Cool story. Mine is similar, but a few years later, 1975. The amazing rookie seasons of Lynn and Rice, and that outfield with Evans. Fisk, Yaz, Tiant, so many great players. Bill Lee a great favorite, obviously. The Fisk HR in game 6. Never knowing if we would have been over the top had Rice not been injured. When you consider how much talent CIN had, it's amazing we took them to seven, and still were in the game till the last at-bat.

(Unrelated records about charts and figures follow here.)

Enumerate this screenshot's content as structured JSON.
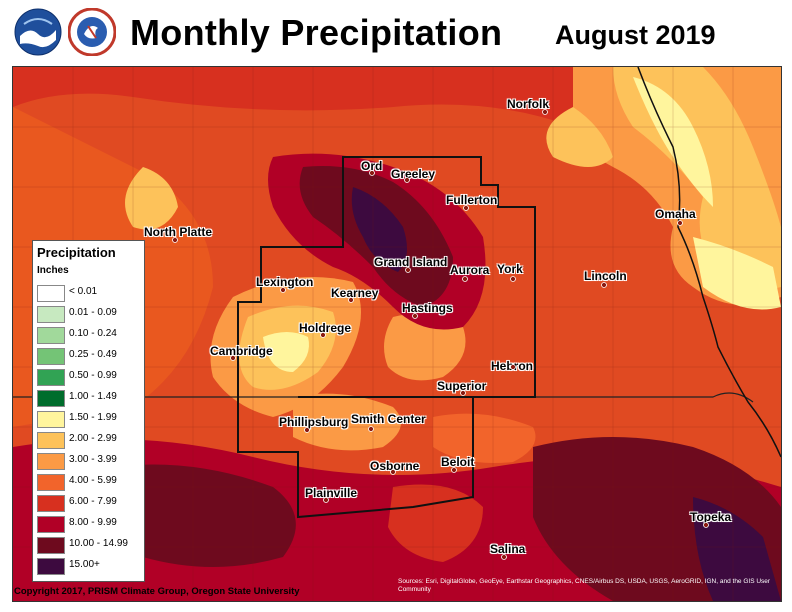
{
  "header": {
    "title": "Monthly Precipitation",
    "period": "August 2019",
    "logos": [
      "noaa-logo",
      "national-weather-service-logo"
    ]
  },
  "legend": {
    "title": "Precipitation",
    "units": "Inches",
    "items": [
      {
        "label": "< 0.01",
        "color": "#ffffff"
      },
      {
        "label": "0.01 - 0.09",
        "color": "#c7e9c0"
      },
      {
        "label": "0.10 - 0.24",
        "color": "#a1d99b"
      },
      {
        "label": "0.25 - 0.49",
        "color": "#74c476"
      },
      {
        "label": "0.50 - 0.99",
        "color": "#31a354"
      },
      {
        "label": "1.00 - 1.49",
        "color": "#006d2c"
      },
      {
        "label": "1.50 - 1.99",
        "color": "#fff59d"
      },
      {
        "label": "2.00 - 2.99",
        "color": "#fdc25a"
      },
      {
        "label": "3.00 - 3.99",
        "color": "#fb9a45"
      },
      {
        "label": "4.00 - 5.99",
        "color": "#f2642b"
      },
      {
        "label": "6.00 - 7.99",
        "color": "#d7301f"
      },
      {
        "label": "8.00 - 9.99",
        "color": "#b10026"
      },
      {
        "label": "10.00 - 14.99",
        "color": "#6e0a1e"
      },
      {
        "label": "15.00+",
        "color": "#3d0a3f"
      }
    ]
  },
  "cities": [
    {
      "name": "Norfolk"
    },
    {
      "name": "Ord"
    },
    {
      "name": "Greeley"
    },
    {
      "name": "Fullerton"
    },
    {
      "name": "Omaha"
    },
    {
      "name": "North Platte"
    },
    {
      "name": "Grand Island"
    },
    {
      "name": "Aurora"
    },
    {
      "name": "York"
    },
    {
      "name": "Lincoln"
    },
    {
      "name": "Lexington"
    },
    {
      "name": "Kearney"
    },
    {
      "name": "Hastings"
    },
    {
      "name": "Holdrege"
    },
    {
      "name": "Cambridge"
    },
    {
      "name": "Hebron"
    },
    {
      "name": "Superior"
    },
    {
      "name": "Phillipsburg"
    },
    {
      "name": "Smith Center"
    },
    {
      "name": "Beloit"
    },
    {
      "name": "Osborne"
    },
    {
      "name": "Plainville"
    },
    {
      "name": "Topeka"
    },
    {
      "name": "Salina"
    }
  ],
  "footer": {
    "credit": "Copyright 2017, PRISM Climate Group, Oregon State University",
    "sources": "Sources: Esri, DigitalGlobe, GeoEye, Earthstar Geographics, CNES/Airbus DS, USDA, USGS, AeroGRID, IGN, and the GIS User Community"
  }
}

Most people nowadays have no idea what it was like to be a fan back in 1975 in a small town in CT around two hours away from Boston. Never mind no phone or Internet, even cable TV was just coming through at that point in time, and my parents weren't going to pay the extra $$$ just so we could get WSBK TV38 so I could watch the Sox. For me the only way to follow the team on a regular basis was the AM radio, WTIC 1080. Ned Woods and Jim Martin. Night after night. Staying up late for the West Coast swings. Reading box scores and stats out of the newspaper. Going to the one newsstand in town that got papers from Boston, looking but not buying, hoping someone left an old copy at the diner. I did have a subscription to Baseball Digest, read that cover to cover when it came in the mail. Reading TV Guide as soon as it came out to find out if the Sox were going to be on the Game of the Week or Monday Night Baseball, planning the weekend around that if they were. You had to be passionate to follow the sport back in the old days.
And, as others have mentioned, for me the passion is on ice. The game is just too slow paced. As a special treat, during the playoffs the games get even slower. There's so many other things to do with one's time these days. Committing 2.5 hours * 162 games just isn't gonna happen, especially with the current ownership not re-signing its home grown talent.